According to industry sources, one company has already been forced to shut down as it awaits supplies of the material, while others may introduce a cerium surcharge if the situation does not change. Suppliers of cerium-based products are unable to guarantee prices beyond more than a few days.
One supplier has told a customer: “Due to the volatility of material availability, and changes in raw material pricing almost every day, if we cannot ship the order within the next five days the material is subject to price changes prior to actual shipment.” The price hike is also set to hit the cost of glasses and crystals doped with rare-earth elements – although the increase is taking longer to filter through this part of the optics supply chain.
Robert Castellano, an industry analyst at The Information Network, told optics.org: “The market price of cerium oxide has increased to approximately $50 per kilogram in September 2010 from $15 per kg in April 2010 and $9 per kg in September 2009.”
That sudden price-hike has since been reflected directly in product costs. Jim Sydor at custom, high-precision optics provider Sydor Optics has seen the price of Unicer 166, a high-purity cerium powder, increase from $26.74 to $42.50 per pound – meaning that a typical bill for the material has increased by some $16,000 in a matter of days. The global hike in prices has also affected key Japanese ceria slurry suppliers Showa Denko and Hitachi Chemical.

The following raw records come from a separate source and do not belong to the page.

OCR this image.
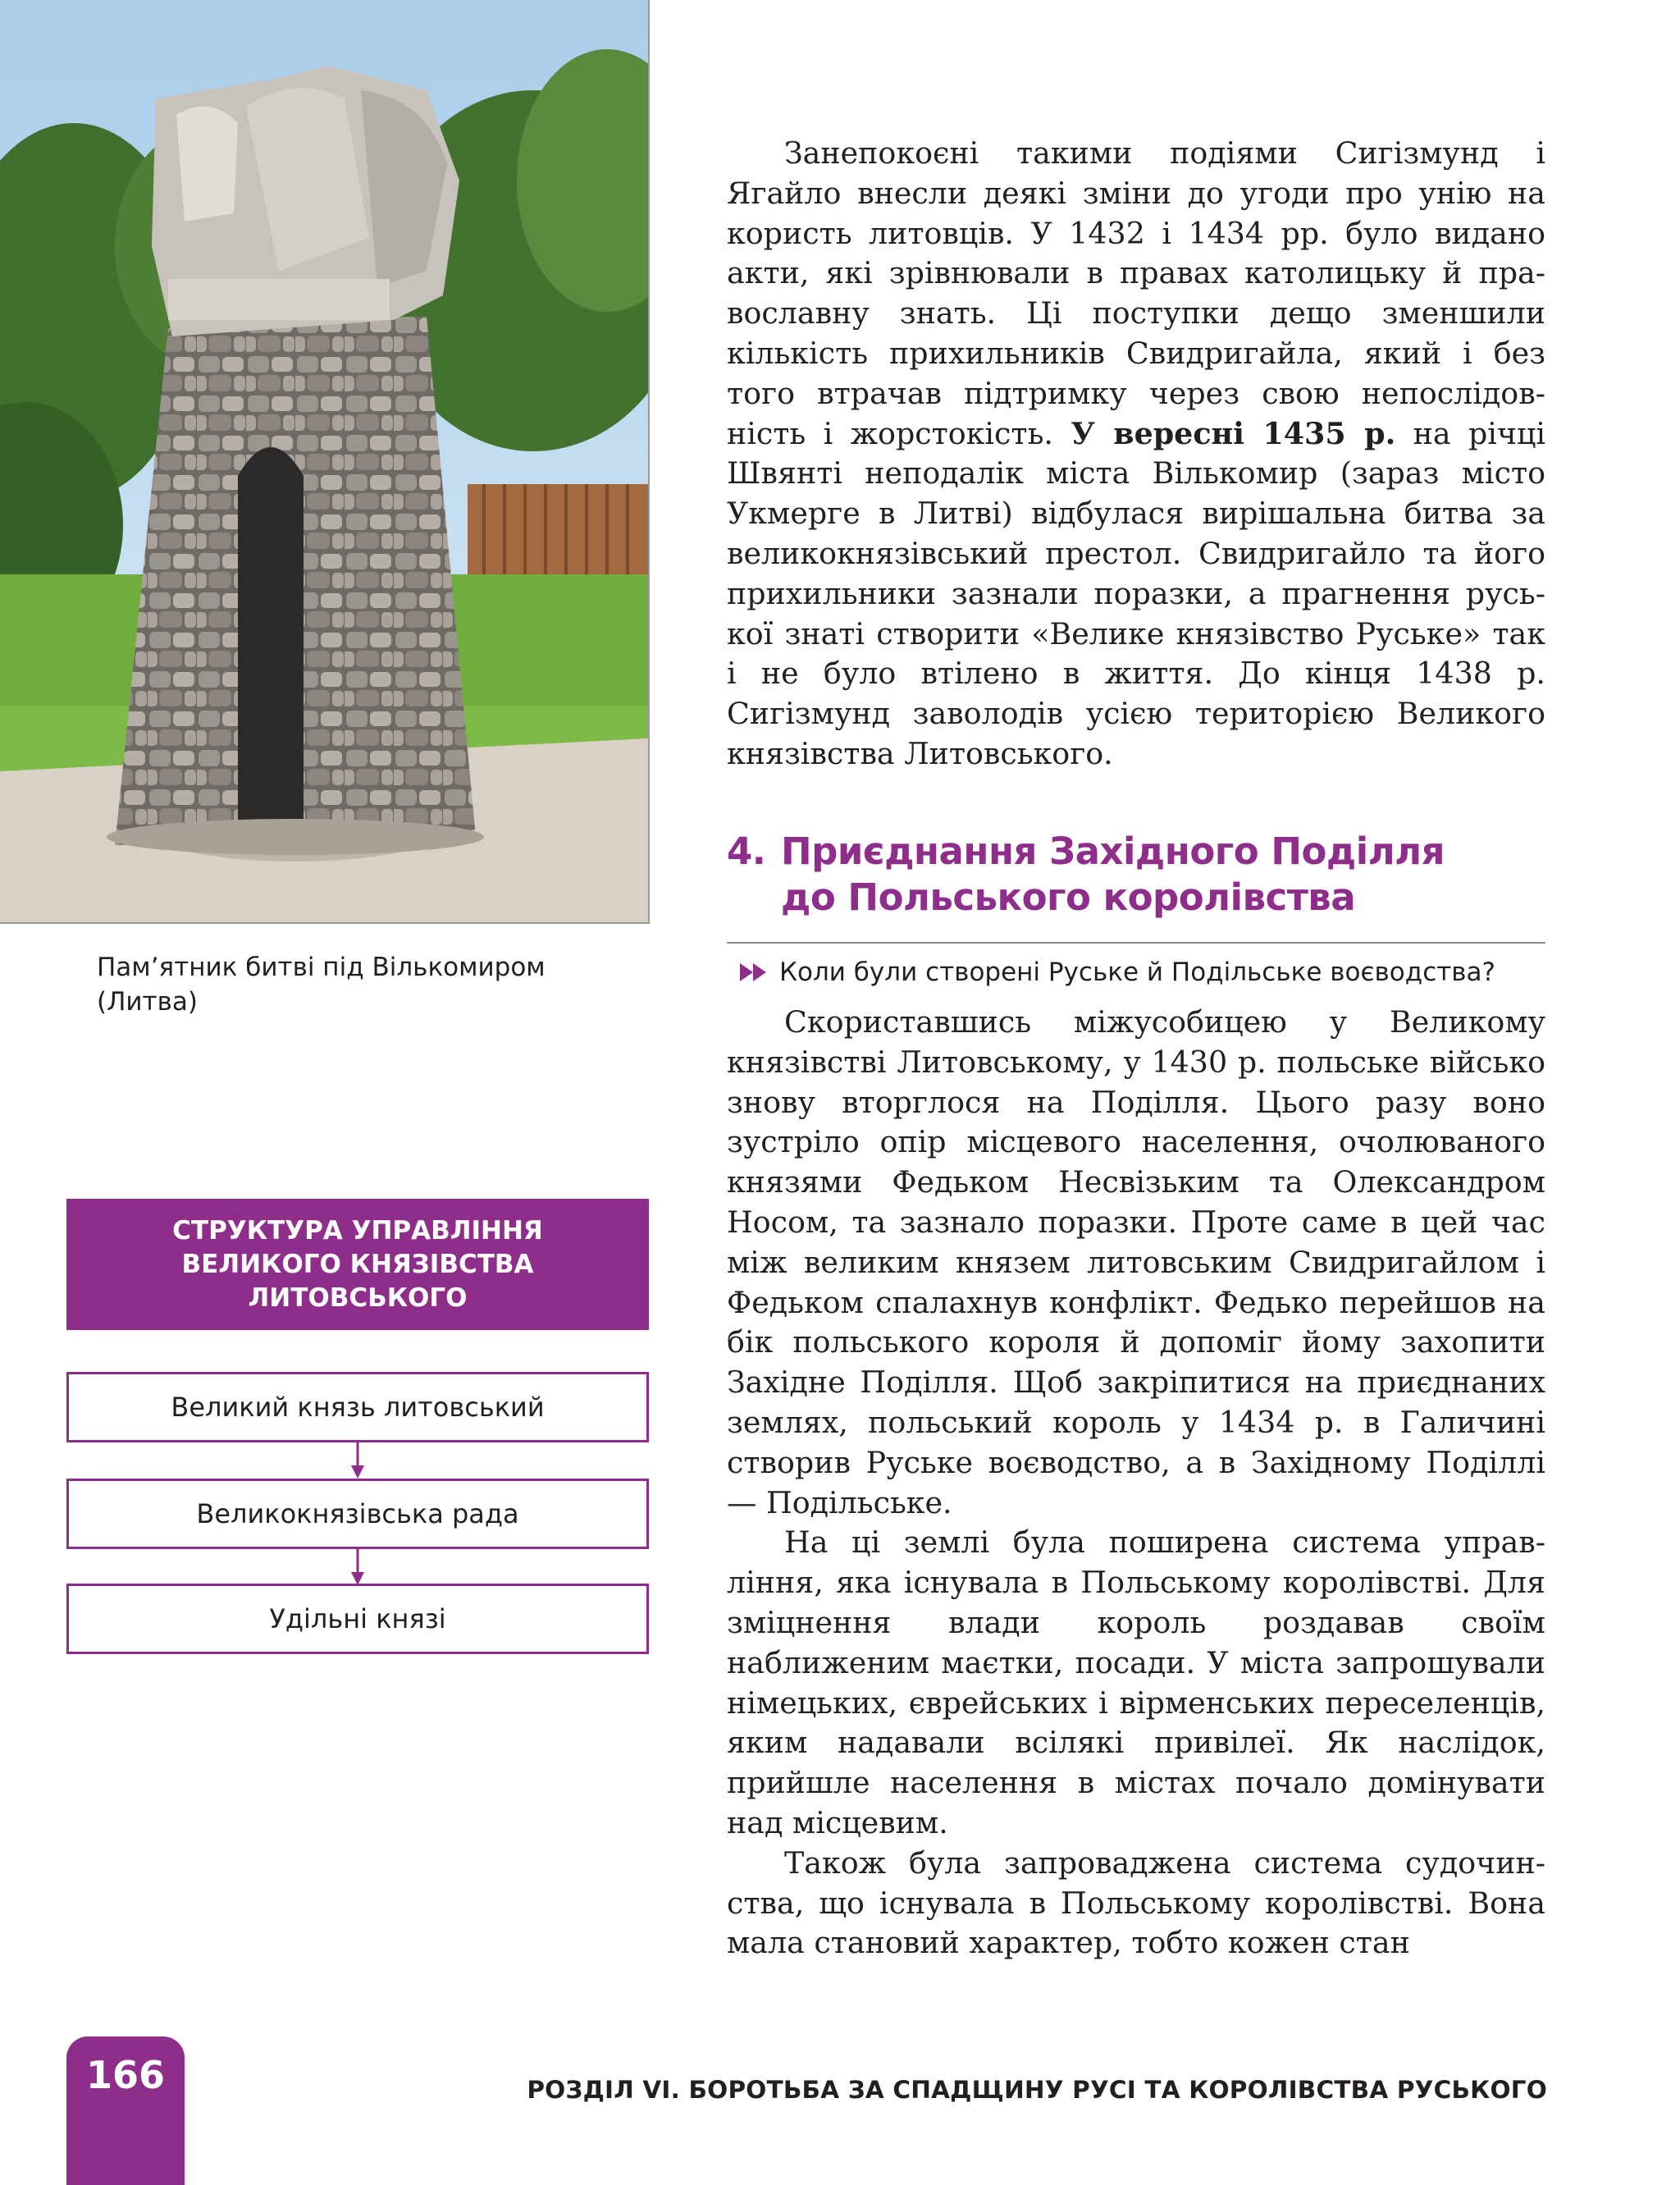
Пам’ятник битві під Вількомиром (Литва)
СТРУКТУРА УПРАВЛІННЯ ВЕЛИКОГО КНЯЗІВСТВА ЛИТОВСЬКОГО
Великий князь литовський
Великокнязівська рада
Удільні князі

Занепокоєні такими подіями Сигізмунд і Ягайло внесли деякі зміни до угоди про унію на користь литовців. У 1432 і 1434 рр. було видано акти, які зрівнювали в правах католицьку й православну знать. Ці поступки дещо зменшили кількість прихильників Свидригайла, який і без того втрачав підтримку через свою непослідовність і жорстокість. У вересні 1435 р. на річці Швянті неподалік міста Вількомир (зараз місто Укмерге в Литві) відбулася вирішальна битва за великокнязівський престол. Свидригайло та його прихильники зазнали поразки, а прагнення руської знаті створити «Велике князівство Руське» так і не було втілено в життя. До кінця 1438 р. Сигізмунд заволодів усією територією Великого князівства Литовського.

4. Приєднання Західного Поділля
до Польського королівства
Коли були створені Руське й Подільське воєводства?

Скориставшись міжусобицею у Великому князівстві Литовському, у 1430 р. польське військо знову вторглося на Поділля. Цього разу воно зустріло опір місцевого населення, очолюваного князями Федьком Несвізьким та Олександром Носом, та зазнало поразки. Проте саме в цей час між великим князем литовським Свидригайлом і Федьком спалахнув конфлікт. Федько перейшов на бік польського короля й допоміг йому захопити Західне Поділля. Щоб закріпитися на приєднаних землях, польський король у 1434 р. в Галичині створив Руське воєводство, а в Західному Поділлі — Подільське.

На ці землі була поширена система управління, яка існувала в Польському королівстві. Для зміцнення влади король роздавав своїм наближеним маєтки, посади. У міста запрошували німецьких, єврейських і вірменських переселенців, яким надавали всілякі привілеї. Як наслідок, прийшле населення в містах почало домінувати над місцевим.

Також була запроваджена система судочинства, що існувала в Польському королівстві. Вона мала становий характер, тобто кожен стан

166	РОЗДІЛ VI. БОРОТЬБА ЗА СПАДЩИНУ РУСІ ТА КОРОЛІВСТВА РУСЬКОГО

That hike is a direct result of a decision in July by the Chinese government to restrict exports of rare-earth materials. It cut export quotas for rare-earth minerals by 72 per cent for the second half of 2010 – citing a need to maintain stable prices, and a shortage of supply for domestic manufacturers, as the reasons for the slashed quota.
Industry observers outside China are highly skeptical about those claims, however, suggesting that rising tensions with Japan over its detention of a Chinese fisherman, and with the US over currency valuations, as more likely reasons. Whatever the true state of affairs, the rest of the world has become almost totally reliant on Chinese exports for its supply of rare-earth elements.
According to figures from the US Geological Survey (USGS) published earlier this year, production from Chinese mines accounted for 120,000 of the 124,000 tonnes of rare-earth oxides produced globally in 2009 – more than 97 per cent of supply. India, Brazil and Malaysia made up the rest of the supply.
China has been able to corner the rare-earth market over the past 15 years by “dumping” prices, says Castellano. “The price was so low that they drove everyone out of the market, and they are now essentially the sole supplier. Now that they have achieved dominance they can dictate the price.”
That problem – exacerbated by the fact that rare-earth elements are crucial for components used in US military applications - has long been recognized as a major risk, and mines in North America are set to be re-opened to provide additional supply within the next year. However, Castellano warns that the loss of refinement skills caused when the US mines were abandoned means that it will take longer to ramp back to production levels than many might expect.
US optics companies are already in the process of lobbying politicians and officials, reminding them that cerium is needed in such high-profile and sensitive applications as optical sensors used in F-15 fighter aircraft, and windows and domes at the National Ignition Facility.
A large number of Department of Defense (DoD) projects involving optical components are exposed to the increased prices. “We are aware of at least one instance of a fabricator who supplies DoD customers shutting down while waiting for this component so crucial to his manufacturing process,” writes the American Precision Optics Manufacturers Association (APOMA).
However, with US mines not coming online for several months, if not years, there is a limit to what that lobbying may be able to achieve, beyond urging some additional diplomatic maneuvering with China. A more realistic alternative for optics manufacturers may be to develop a substitute for cerium oxide, which has key advantages in that its reactivity provides for both mechanical and chemical polishing.
“Companies are looking at zirconium-based compounds,” says Tom Battley, executive director of the New York Photonics Industry Association. “There were quality problems in the past, but if the manufacturers can deliver good product, this is an option. Of course, everyone will have to go through testing on various materials and this is an additional cost.”
But unless China’s stance on exports changes, it appears likely that optics manufacturers will have to get used to the inflated prices. Those prices will of course be passed along the supply chain, impacting all photonic components or systems that require rare-earths at some point.
As Battley surmises: “Dormant mines will come back on line eventually. [But] who knows where, or when, the pricing will stabilize? It shows how vulnerable the industry is to imported rare earths.”